Copy-Paste Baseline (start here)

Cache

  • Enable: On
  • Mobile: On
  • Logged-in cache: Off
  • TTL HTML: 1200–3600s
  • Purge on update: On
  • Exclude: /cart/, /checkout/, /my-account/; cookies woocommerce_items_in_cart, wp_woocommerce_session_

ESI

  • Enable: On; Nonces: On; cart/login widgets via ESI

Optimization

  • CSS: Minify On, Combine Off, CCSS On, UCSS On (test)
  • JS: Minify On, Combine Off, Defer On, Delay On
  • Media: Lazy-load On, placeholders On, WebP On (or CDN transforms)

CDN

  • Respect origin headers; bypass logged-in/admin/cart/checkout; vary images by Accept

Object Cache

  • Redis enabled; unique prefix; pair with LSCache

FAQ

Does LSCache replace Redis?
No. LSCache accelerates pages; Redis accelerates queries. Best results come from both.
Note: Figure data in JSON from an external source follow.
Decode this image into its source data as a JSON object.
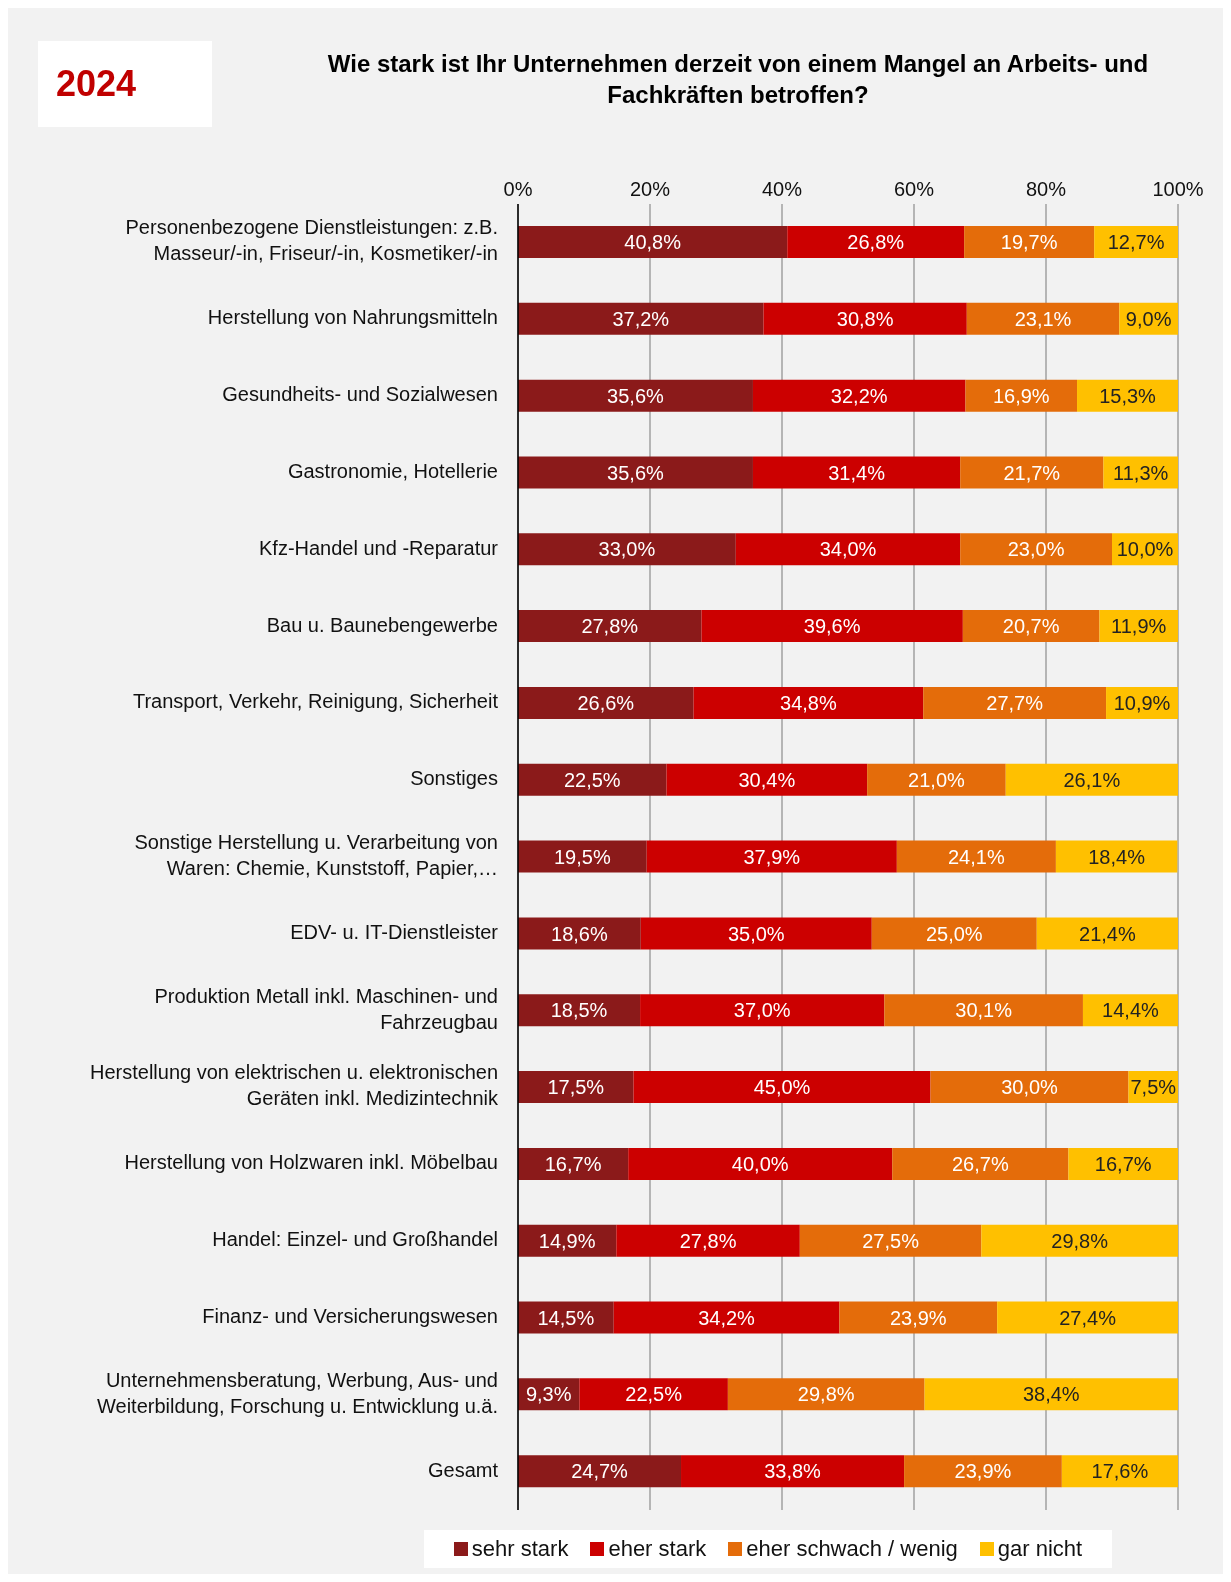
{
  "chart_data": {
    "type": "bar",
    "orientation": "horizontal",
    "stacked": true,
    "title": "Wie stark ist Ihr Unternehmen derzeit von einem Mangel an Arbeits- und Fachkräften betroffen?",
    "annotations": [
      "2024"
    ],
    "categories": [
      "Personenbezogene Dienstleistungen: z.B. Masseur/-in, Friseur/-in, Kosmetiker/-in",
      "Herstellung von Nahrungsmitteln",
      "Gesundheits- und Sozialwesen",
      "Gastronomie, Hotellerie",
      "Kfz-Handel und -Reparatur",
      "Bau u. Baunebengewerbe",
      "Transport, Verkehr, Reinigung, Sicherheit",
      "Sonstiges",
      "Sonstige Herstellung u. Verarbeitung von Waren: Chemie, Kunststoff, Papier,…",
      "EDV- u. IT-Dienstleister",
      "Produktion Metall inkl. Maschinen- und Fahrzeugbau",
      "Herstellung von elektrischen u. elektronischen Geräten inkl. Medizintechnik",
      "Herstellung von Holzwaren inkl. Möbelbau",
      "Handel: Einzel- und Großhandel",
      "Finanz- und Versicherungswesen",
      "Unternehmensberatung, Werbung, Aus- und Weiterbildung, Forschung u. Entwicklung u.ä.",
      "Gesamt"
    ],
    "series": [
      {
        "name": "sehr stark",
        "color": "#8b1a1a",
        "values": [
          40.8,
          37.2,
          35.6,
          35.6,
          33.0,
          27.8,
          26.6,
          22.5,
          19.5,
          18.6,
          18.5,
          17.5,
          16.7,
          14.9,
          14.5,
          9.3,
          24.7
        ],
        "value_labels": [
          "40,8%",
          "37,2%",
          "35,6%",
          "35,6%",
          "33,0%",
          "27,8%",
          "26,6%",
          "22,5%",
          "19,5%",
          "18,6%",
          "18,5%",
          "17,5%",
          "16,7%",
          "14,9%",
          "14,5%",
          "9,3%",
          "24,7%"
        ]
      },
      {
        "name": "eher stark",
        "color": "#cc0000",
        "values": [
          26.8,
          30.8,
          32.2,
          31.4,
          34.0,
          39.6,
          34.8,
          30.4,
          37.9,
          35.0,
          37.0,
          45.0,
          40.0,
          27.8,
          34.2,
          22.5,
          33.8
        ],
        "value_labels": [
          "26,8%",
          "30,8%",
          "32,2%",
          "31,4%",
          "34,0%",
          "39,6%",
          "34,8%",
          "30,4%",
          "37,9%",
          "35,0%",
          "37,0%",
          "45,0%",
          "40,0%",
          "27,8%",
          "34,2%",
          "22,5%",
          "33,8%"
        ]
      },
      {
        "name": "eher schwach / wenig",
        "color": "#e46c0a",
        "values": [
          19.7,
          23.1,
          16.9,
          21.7,
          23.0,
          20.7,
          27.7,
          21.0,
          24.1,
          25.0,
          30.1,
          30.0,
          26.7,
          27.5,
          23.9,
          29.8,
          23.9
        ],
        "value_labels": [
          "19,7%",
          "23,1%",
          "16,9%",
          "21,7%",
          "23,0%",
          "20,7%",
          "27,7%",
          "21,0%",
          "24,1%",
          "25,0%",
          "30,1%",
          "30,0%",
          "26,7%",
          "27,5%",
          "23,9%",
          "29,8%",
          "23,9%"
        ]
      },
      {
        "name": "gar nicht",
        "color": "#ffc000",
        "values": [
          12.7,
          9.0,
          15.3,
          11.3,
          10.0,
          11.9,
          10.9,
          26.1,
          18.4,
          21.4,
          14.4,
          7.5,
          16.7,
          29.8,
          27.4,
          38.4,
          17.6
        ],
        "value_labels": [
          "12,7%",
          "9,0%",
          "15,3%",
          "11,3%",
          "10,0%",
          "11,9%",
          "10,9%",
          "26,1%",
          "18,4%",
          "21,4%",
          "14,4%",
          "7,5%",
          "16,7%",
          "29,8%",
          "27,4%",
          "38,4%",
          "17,6%"
        ]
      }
    ],
    "xlim": [
      0,
      100
    ],
    "xticks": [
      {
        "value": 0,
        "label": "0%"
      },
      {
        "value": 20,
        "label": "20%"
      },
      {
        "value": 40,
        "label": "40%"
      },
      {
        "value": 60,
        "label": "60%"
      },
      {
        "value": 80,
        "label": "80%"
      },
      {
        "value": 100,
        "label": "100%"
      }
    ],
    "grid": "x",
    "legend": "bottom"
  }
}
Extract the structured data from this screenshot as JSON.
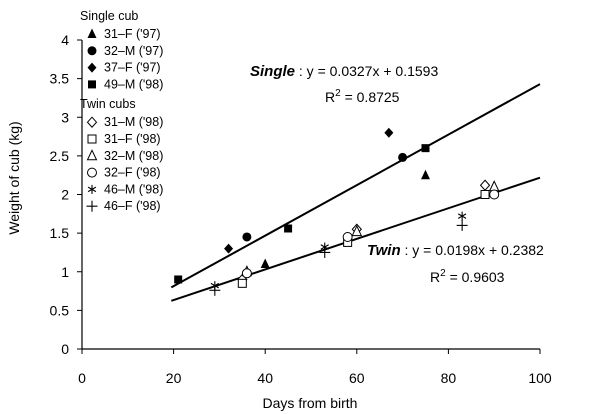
{
  "chart_data": {
    "type": "scatter",
    "xlabel": "Days from birth",
    "ylabel": "Weight of cub (kg)",
    "xlim": [
      0,
      100
    ],
    "ylim": [
      0,
      4
    ],
    "xticks": [
      "0",
      "20",
      "40",
      "60",
      "80",
      "100"
    ],
    "yticks": [
      "0",
      "0.5",
      "1",
      "1.5",
      "2",
      "2.5",
      "3",
      "3.5",
      "4"
    ],
    "grid": false,
    "legend": {
      "position": "top-left",
      "groups": [
        {
          "title": "Single cub",
          "entries": [
            {
              "label": "31–F ('97)",
              "marker": "triangle-filled"
            },
            {
              "label": "32–M ('97)",
              "marker": "circle-filled"
            },
            {
              "label": "37–F ('97)",
              "marker": "diamond-filled"
            },
            {
              "label": "49–M ('98)",
              "marker": "square-filled"
            }
          ]
        },
        {
          "title": "Twin cubs",
          "entries": [
            {
              "label": "31–M ('98)",
              "marker": "diamond-open"
            },
            {
              "label": "31–F ('98)",
              "marker": "square-open"
            },
            {
              "label": "32–M ('98)",
              "marker": "triangle-open"
            },
            {
              "label": "32–F ('98)",
              "marker": "circle-open"
            },
            {
              "label": "46–M ('98)",
              "marker": "asterisk"
            },
            {
              "label": "46–F ('98)",
              "marker": "plus"
            }
          ]
        }
      ]
    },
    "series": [
      {
        "name": "31–F ('97)",
        "group": "single",
        "marker": "triangle-filled",
        "points": [
          [
            40,
            1.1
          ],
          [
            75,
            2.25
          ]
        ]
      },
      {
        "name": "32–M ('97)",
        "group": "single",
        "marker": "circle-filled",
        "points": [
          [
            36,
            1.45
          ],
          [
            70,
            2.48
          ]
        ]
      },
      {
        "name": "37–F ('97)",
        "group": "single",
        "marker": "diamond-filled",
        "points": [
          [
            32,
            1.3
          ],
          [
            67,
            2.8
          ]
        ]
      },
      {
        "name": "49–M ('98)",
        "group": "single",
        "marker": "square-filled",
        "points": [
          [
            21,
            0.9
          ],
          [
            45,
            1.56
          ],
          [
            75,
            2.6
          ]
        ]
      },
      {
        "name": "31–M ('98)",
        "group": "twin",
        "marker": "diamond-open",
        "points": [
          [
            35,
            0.9
          ],
          [
            60,
            1.55
          ],
          [
            88,
            2.12
          ]
        ]
      },
      {
        "name": "31–F ('98)",
        "group": "twin",
        "marker": "square-open",
        "points": [
          [
            35,
            0.85
          ],
          [
            58,
            1.38
          ],
          [
            88,
            2.0
          ]
        ]
      },
      {
        "name": "32–M ('98)",
        "group": "twin",
        "marker": "triangle-open",
        "points": [
          [
            36,
            1.0
          ],
          [
            60,
            1.52
          ],
          [
            90,
            2.1
          ]
        ]
      },
      {
        "name": "32–F ('98)",
        "group": "twin",
        "marker": "circle-open",
        "points": [
          [
            36,
            0.98
          ],
          [
            58,
            1.45
          ],
          [
            90,
            2.0
          ]
        ]
      },
      {
        "name": "46–M ('98)",
        "group": "twin",
        "marker": "asterisk",
        "points": [
          [
            29,
            0.82
          ],
          [
            53,
            1.32
          ],
          [
            83,
            1.72
          ]
        ]
      },
      {
        "name": "46–F ('98)",
        "group": "twin",
        "marker": "plus",
        "points": [
          [
            29,
            0.76
          ],
          [
            53,
            1.25
          ],
          [
            83,
            1.6
          ]
        ]
      }
    ],
    "trendlines": [
      {
        "name": "Single",
        "slope": 0.0327,
        "intercept": 0.1593,
        "x_range": [
          19.5,
          100
        ],
        "label_bold": "Single",
        "label_eq": " : y = 0.0327x + 0.1593",
        "label_r2_prefix": "R",
        "label_r2_sup": "2",
        "label_r2_value": " = 0.8725"
      },
      {
        "name": "Twin",
        "slope": 0.0198,
        "intercept": 0.2382,
        "x_range": [
          19.5,
          100
        ],
        "label_bold": "Twin",
        "label_eq": " : y = 0.0198x + 0.2382",
        "label_r2_prefix": "R",
        "label_r2_sup": "2",
        "label_r2_value": " = 0.9603"
      }
    ]
  }
}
My cart header doesn’t update—why?
Your mini-cart is cached. Enable ESI for cart fragments or exclude the widget region from cache.

Should I combine CSS/JS?
Usually no with HTTP/2/3. Start with minify + defer; combine only if you know a bundle helps.

Why is my LCP still high?
Check your hero image priority and image sizes. See: WooCommerce Image Speed.